Outro caso que merece atenção foi a compra, pelo Ministério da Defesa, de 11 milhões de comprimidos do Citrato de Sildenafila, popularmente conhecido como Viagra, entre 2019 e 2022. No dia 3 o deputado federal Elias Vaz (PSB-GO) pediu ao TCU a abertura de um processo administrativo para apurar o acordo entre o Comando da Marinha e o laboratório EMS. O ministro da Defesa, general Paulo Sérgio Nogueira de Oliveira, foi convidado a prestar esclarecimentos na Casa, e já aceitou o convite. A data, no entanto, ainda não foi definida. Quando nasceram as especulações sobre o tema, a Marinha garantiu que a compra atendia uma demanda do Ministério da Saúde e foi feita sem qualquer irregularidade.

Quem também está atento ao TCU é o ministro da Economia, Paulo Guedes. O motivo, no entanto, não são as contas da própria Pasta, mas o processo de liberação da venda da Eletrobras. No dia 2 de maio o ministro do TCU, Vital do Rêgo, solicitou à estatal novas informações.
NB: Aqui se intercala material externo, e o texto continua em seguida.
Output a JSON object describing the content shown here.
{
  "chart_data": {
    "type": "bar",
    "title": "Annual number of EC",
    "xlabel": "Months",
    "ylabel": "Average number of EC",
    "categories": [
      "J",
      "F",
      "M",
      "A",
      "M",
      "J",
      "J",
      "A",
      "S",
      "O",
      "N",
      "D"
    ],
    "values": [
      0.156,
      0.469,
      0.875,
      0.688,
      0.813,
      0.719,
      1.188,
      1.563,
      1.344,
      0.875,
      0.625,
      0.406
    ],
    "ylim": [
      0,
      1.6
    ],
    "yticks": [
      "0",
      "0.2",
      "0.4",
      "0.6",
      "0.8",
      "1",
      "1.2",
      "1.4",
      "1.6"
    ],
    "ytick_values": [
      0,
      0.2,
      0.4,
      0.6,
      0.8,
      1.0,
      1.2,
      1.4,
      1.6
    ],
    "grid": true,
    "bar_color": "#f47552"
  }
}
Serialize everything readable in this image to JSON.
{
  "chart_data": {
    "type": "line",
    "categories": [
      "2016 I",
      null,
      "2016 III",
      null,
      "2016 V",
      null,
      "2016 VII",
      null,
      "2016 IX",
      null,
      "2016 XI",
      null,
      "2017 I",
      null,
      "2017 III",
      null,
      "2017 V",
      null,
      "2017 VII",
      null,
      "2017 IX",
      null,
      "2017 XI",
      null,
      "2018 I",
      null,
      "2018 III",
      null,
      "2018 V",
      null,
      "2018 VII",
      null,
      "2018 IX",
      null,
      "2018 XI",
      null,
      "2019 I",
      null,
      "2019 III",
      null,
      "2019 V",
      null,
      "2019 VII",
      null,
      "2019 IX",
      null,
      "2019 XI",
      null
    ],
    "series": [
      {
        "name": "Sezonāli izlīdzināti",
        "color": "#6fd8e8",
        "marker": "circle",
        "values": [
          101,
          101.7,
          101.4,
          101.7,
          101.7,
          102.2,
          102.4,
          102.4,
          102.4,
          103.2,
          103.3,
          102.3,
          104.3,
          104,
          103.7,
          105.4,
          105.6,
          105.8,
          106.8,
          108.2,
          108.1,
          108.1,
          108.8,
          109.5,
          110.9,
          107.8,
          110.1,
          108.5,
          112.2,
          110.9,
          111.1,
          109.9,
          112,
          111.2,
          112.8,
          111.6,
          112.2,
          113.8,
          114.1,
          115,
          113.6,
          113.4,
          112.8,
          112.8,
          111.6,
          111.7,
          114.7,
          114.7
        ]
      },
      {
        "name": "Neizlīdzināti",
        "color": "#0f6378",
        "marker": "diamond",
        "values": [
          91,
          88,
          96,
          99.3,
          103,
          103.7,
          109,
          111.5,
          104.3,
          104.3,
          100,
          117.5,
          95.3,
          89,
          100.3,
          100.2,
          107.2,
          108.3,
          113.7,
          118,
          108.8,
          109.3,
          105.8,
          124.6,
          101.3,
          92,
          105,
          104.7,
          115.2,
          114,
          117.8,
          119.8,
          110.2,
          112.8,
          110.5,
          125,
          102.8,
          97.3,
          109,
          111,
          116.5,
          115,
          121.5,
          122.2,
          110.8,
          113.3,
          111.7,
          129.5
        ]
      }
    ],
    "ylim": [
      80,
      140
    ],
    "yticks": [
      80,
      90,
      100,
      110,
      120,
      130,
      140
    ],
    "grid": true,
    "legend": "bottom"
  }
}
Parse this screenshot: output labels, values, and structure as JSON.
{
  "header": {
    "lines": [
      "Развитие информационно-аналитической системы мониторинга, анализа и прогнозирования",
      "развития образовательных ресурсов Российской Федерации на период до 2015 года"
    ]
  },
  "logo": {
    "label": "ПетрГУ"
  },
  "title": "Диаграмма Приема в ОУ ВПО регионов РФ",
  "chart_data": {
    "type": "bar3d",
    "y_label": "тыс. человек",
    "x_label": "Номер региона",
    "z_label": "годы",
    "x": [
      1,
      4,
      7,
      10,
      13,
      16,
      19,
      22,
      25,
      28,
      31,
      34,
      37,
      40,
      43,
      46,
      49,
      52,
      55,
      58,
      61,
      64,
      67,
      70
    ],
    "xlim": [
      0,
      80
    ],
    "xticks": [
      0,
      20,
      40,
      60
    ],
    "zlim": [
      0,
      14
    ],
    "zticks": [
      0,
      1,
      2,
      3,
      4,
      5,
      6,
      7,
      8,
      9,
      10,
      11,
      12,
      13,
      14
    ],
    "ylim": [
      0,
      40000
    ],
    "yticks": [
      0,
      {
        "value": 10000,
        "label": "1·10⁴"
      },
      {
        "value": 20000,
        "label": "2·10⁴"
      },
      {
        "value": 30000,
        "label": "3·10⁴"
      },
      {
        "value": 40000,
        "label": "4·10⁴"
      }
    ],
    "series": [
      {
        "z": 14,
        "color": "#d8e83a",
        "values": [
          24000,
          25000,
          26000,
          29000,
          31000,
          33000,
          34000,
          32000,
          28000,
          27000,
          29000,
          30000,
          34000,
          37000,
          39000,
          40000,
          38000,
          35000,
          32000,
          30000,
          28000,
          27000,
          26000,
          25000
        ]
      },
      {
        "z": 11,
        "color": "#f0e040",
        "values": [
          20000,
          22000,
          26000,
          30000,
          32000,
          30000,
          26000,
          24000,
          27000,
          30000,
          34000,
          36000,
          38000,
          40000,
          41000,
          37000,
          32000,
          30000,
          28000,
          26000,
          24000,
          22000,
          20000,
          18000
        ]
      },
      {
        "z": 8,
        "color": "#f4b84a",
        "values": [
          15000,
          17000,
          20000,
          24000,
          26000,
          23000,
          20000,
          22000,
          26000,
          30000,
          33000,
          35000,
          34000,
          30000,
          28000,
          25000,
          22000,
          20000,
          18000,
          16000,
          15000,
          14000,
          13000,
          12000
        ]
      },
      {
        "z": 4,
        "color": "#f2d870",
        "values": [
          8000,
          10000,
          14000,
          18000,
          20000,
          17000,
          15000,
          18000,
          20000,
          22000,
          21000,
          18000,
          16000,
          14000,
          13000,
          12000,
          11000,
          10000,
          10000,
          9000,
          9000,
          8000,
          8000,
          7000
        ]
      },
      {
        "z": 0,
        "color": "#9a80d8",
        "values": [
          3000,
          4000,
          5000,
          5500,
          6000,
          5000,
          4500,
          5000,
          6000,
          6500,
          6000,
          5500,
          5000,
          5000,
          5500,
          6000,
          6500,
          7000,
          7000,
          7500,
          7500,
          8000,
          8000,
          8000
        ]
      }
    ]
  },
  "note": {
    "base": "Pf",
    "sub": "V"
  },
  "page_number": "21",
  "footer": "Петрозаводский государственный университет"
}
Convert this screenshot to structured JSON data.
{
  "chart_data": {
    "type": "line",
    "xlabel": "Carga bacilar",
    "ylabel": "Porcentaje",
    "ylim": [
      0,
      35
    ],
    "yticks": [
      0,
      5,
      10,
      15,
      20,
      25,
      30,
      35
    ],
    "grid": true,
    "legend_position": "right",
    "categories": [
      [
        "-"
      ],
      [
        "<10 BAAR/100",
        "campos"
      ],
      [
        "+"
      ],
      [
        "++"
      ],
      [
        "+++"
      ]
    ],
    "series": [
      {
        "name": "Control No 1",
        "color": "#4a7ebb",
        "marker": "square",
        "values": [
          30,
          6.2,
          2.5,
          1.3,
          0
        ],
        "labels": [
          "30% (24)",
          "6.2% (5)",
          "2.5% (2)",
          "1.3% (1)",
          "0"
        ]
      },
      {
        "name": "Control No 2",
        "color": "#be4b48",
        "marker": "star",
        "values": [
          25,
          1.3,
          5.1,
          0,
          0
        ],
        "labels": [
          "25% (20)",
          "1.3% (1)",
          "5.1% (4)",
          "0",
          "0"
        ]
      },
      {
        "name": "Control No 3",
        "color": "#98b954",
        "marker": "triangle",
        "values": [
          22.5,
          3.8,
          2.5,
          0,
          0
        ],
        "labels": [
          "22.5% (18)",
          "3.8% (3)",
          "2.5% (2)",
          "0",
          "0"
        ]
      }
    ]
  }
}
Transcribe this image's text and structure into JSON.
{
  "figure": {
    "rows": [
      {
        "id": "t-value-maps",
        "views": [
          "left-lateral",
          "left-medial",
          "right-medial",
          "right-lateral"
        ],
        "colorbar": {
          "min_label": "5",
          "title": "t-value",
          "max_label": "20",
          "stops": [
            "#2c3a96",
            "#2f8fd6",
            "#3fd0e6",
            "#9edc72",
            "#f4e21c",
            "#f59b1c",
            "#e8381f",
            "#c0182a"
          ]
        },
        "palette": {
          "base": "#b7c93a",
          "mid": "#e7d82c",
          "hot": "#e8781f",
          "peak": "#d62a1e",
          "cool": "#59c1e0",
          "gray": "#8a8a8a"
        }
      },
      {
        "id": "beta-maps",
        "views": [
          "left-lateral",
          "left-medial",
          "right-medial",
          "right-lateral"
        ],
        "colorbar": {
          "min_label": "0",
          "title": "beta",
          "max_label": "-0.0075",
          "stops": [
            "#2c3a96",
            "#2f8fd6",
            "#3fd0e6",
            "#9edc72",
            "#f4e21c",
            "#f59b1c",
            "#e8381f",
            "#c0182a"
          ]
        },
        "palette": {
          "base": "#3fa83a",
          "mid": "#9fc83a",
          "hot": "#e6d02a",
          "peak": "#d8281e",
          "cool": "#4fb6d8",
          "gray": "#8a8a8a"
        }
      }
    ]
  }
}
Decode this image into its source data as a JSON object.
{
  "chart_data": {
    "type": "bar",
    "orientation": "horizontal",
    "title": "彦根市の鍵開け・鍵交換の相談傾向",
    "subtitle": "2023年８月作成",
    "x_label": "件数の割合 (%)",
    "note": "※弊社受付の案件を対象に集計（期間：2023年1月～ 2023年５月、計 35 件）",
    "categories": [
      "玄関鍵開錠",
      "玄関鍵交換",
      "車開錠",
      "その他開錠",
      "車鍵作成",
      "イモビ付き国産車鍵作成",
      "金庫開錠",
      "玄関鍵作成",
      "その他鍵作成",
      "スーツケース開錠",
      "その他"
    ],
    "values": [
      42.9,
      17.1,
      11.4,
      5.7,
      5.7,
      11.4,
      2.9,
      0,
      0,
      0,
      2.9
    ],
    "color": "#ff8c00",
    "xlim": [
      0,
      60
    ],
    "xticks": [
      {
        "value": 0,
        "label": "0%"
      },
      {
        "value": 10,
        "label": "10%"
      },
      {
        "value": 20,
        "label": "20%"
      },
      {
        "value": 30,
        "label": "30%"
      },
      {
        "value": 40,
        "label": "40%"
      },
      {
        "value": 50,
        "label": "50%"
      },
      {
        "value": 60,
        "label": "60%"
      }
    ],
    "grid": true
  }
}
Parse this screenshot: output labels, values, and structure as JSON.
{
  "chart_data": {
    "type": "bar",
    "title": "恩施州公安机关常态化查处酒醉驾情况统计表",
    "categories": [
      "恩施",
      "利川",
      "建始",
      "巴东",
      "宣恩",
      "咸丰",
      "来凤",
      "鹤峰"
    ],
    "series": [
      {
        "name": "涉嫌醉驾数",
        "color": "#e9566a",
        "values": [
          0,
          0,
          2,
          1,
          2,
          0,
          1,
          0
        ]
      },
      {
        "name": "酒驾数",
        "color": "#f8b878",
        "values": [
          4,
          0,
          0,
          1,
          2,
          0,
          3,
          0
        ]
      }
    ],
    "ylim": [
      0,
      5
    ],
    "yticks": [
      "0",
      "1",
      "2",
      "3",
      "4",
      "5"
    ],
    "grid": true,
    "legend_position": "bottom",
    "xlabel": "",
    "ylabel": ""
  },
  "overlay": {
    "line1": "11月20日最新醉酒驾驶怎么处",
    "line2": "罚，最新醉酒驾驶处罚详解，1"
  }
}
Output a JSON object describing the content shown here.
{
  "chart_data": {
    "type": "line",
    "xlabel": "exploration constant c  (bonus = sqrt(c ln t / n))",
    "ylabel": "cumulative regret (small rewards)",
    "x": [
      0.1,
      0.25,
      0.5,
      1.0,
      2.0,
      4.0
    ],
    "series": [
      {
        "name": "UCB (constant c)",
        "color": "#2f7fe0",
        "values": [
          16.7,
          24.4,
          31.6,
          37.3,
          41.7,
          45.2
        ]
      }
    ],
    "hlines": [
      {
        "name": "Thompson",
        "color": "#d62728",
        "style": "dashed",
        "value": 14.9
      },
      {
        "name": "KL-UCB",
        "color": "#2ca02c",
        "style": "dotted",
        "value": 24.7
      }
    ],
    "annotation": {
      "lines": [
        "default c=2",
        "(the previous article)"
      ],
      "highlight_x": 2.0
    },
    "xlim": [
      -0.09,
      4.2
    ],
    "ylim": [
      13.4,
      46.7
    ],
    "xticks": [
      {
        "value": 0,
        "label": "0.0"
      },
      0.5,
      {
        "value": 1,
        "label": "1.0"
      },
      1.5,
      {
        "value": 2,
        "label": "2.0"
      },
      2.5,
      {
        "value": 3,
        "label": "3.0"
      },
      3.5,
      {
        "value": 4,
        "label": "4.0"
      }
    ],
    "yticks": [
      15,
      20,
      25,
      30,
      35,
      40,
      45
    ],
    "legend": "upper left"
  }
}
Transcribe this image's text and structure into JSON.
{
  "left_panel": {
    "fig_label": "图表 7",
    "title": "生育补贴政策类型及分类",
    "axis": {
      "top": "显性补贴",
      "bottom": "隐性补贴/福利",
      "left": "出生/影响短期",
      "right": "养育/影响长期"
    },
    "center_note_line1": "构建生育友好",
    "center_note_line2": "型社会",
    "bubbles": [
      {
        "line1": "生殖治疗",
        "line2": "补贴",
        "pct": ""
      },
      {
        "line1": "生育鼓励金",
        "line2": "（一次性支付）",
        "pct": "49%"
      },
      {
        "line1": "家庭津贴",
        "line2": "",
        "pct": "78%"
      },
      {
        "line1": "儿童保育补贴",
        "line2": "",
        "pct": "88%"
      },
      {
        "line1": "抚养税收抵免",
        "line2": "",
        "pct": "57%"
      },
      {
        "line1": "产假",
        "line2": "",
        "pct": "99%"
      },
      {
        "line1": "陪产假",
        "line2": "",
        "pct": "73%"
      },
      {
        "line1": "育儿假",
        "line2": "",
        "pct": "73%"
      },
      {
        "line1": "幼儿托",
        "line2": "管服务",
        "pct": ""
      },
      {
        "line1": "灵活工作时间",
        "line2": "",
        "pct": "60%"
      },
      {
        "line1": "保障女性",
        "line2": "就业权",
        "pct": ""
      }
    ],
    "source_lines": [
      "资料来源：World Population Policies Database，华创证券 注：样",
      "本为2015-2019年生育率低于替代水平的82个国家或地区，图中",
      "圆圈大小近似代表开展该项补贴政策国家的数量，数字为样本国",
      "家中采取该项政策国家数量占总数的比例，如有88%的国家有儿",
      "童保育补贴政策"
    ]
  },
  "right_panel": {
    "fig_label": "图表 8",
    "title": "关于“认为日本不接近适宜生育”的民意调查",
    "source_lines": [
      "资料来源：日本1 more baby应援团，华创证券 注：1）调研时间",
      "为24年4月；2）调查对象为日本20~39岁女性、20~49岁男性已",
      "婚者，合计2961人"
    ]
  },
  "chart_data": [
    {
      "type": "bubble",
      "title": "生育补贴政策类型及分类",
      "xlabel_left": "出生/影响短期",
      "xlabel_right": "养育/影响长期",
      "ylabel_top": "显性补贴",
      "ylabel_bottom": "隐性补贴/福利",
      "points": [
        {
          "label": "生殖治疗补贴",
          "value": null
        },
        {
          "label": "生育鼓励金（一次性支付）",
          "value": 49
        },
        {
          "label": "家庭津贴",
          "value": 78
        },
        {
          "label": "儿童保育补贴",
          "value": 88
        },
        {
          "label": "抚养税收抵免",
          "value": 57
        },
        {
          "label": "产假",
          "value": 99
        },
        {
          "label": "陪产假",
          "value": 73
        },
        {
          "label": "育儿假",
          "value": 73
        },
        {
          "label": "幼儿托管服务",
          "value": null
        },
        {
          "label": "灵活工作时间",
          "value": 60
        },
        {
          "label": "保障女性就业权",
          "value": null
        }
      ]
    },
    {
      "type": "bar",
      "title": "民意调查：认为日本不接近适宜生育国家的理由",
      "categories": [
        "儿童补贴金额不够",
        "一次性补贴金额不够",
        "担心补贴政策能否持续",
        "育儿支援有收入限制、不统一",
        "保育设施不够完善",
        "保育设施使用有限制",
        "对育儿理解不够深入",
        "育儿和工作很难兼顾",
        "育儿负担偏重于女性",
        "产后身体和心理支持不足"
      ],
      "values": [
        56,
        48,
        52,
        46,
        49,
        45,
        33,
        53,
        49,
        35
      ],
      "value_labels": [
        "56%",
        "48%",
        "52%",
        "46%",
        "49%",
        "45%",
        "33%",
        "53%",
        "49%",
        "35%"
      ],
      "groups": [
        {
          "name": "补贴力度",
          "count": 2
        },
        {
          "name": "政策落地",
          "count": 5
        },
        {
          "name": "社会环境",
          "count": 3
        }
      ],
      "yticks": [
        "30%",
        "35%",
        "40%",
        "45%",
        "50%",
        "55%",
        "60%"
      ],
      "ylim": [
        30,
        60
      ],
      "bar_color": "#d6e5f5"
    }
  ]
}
Entre as demandas estão esclarecimentos sobre parcelas do empréstimo compulsório de energia criado pela Lei 5.824/1972, sobre um pedido de indenização da companhia à Aneel e também documentos, fatos relevantes e atas de reuniões de conselheiros.

Há algumas semanas, Guedes deu a entender que a motivação do TCU era mais política do que zelo pela estatal e que a morosidade estava sendo maior que a necessária para garantia da lisura da licitação. Mas o ministro esqueceu que, segundo a física óptica, quanto mais precisa for a lupa, maior a capacidade de encontrar imperfeições.